While discussing the anti-sexual assault law, the BJP and other opposition parties insisted that the age of consent for sexual intercourse be raised from 16 to 18. Because if there is one thing teenagers are good at, it’s following rules imposed on them by unlikeable authority figures.
Apparently, our lawmakers confused ‘passing legislation against sexual violence’ with ‘passing legislation against sex.’ And the whole conversation turned towards the morality of pre-marital sex and how people who are doing it without first telling their parents and a thousand of their closest friends & relatives are the worst people in the world. The campaign against sex would have been more effective if - instead of having him appear on teevee all day embarrassing himself and his party - they’d distributed free packets of condoms with Venkaiah Naidu’s face printed on the cover.

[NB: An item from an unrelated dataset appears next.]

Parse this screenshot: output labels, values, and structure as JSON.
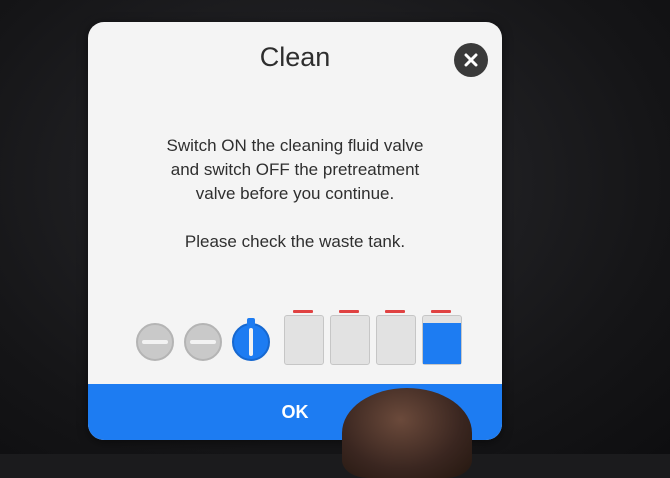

We need to have a conversation about sex in this country because it seems like even the adults don’t seem to know much about it. The BJP thinks children are born nine months after a married couple visits a temple and a yellow rose falls onto their lap. The BSP believes that erections are only for statues. And the SP imagines that the best way to bring new life into this world is to have one of their ministers ‘confiscate’ it from anyone who dares to cross them. The central government didn’t have anything to contribute to this discussion except a couple of bored head nods. Who cares if the law contains provisions which exacerbate the problem? They want to be seen doing ‘something’ because it provides them with enough cover from public criticism. Principles are for people without ‘coalition compulsions.’
We need to have a conversation about sex in this country because trying to stop teenagers from having sex is like trying to stop Ram Gopal Varma from making terrible movies. No matter how much you ask them to cease and desist, their resolve is only going get stronger. So, instead of turning a simple bodily function into a forbidden fruit that they should feel guilty about partaking in, we should be providing them with the proper information so that they can practice it safely. Instead of making them feel like a criminal for wanting it, let them realize that sex is just another activity-like playing scrabble or throwing darts-that two (or more!) people can enjoy doing together. And if they actually do face a problem, they might even turn to you for help because they would remember you not being a judgemental asshole before.
We need to have a conversation about sex in this country because for a majority of our populace, the concept of people having a right over their own bodies is something that is quite hard to grasp. It’s a slippery slope. One day you’re letting people decide which orifices of their bodies they can put things in and the next day you’re living in a post-apocalyptic wasteland, searching for a source of water which hasn’t yet been poisoned by radiation.
People waste too much time being tense about what ‘nefarious activities’ they imagine other people are participating in.
If only there was some way to release all that tension.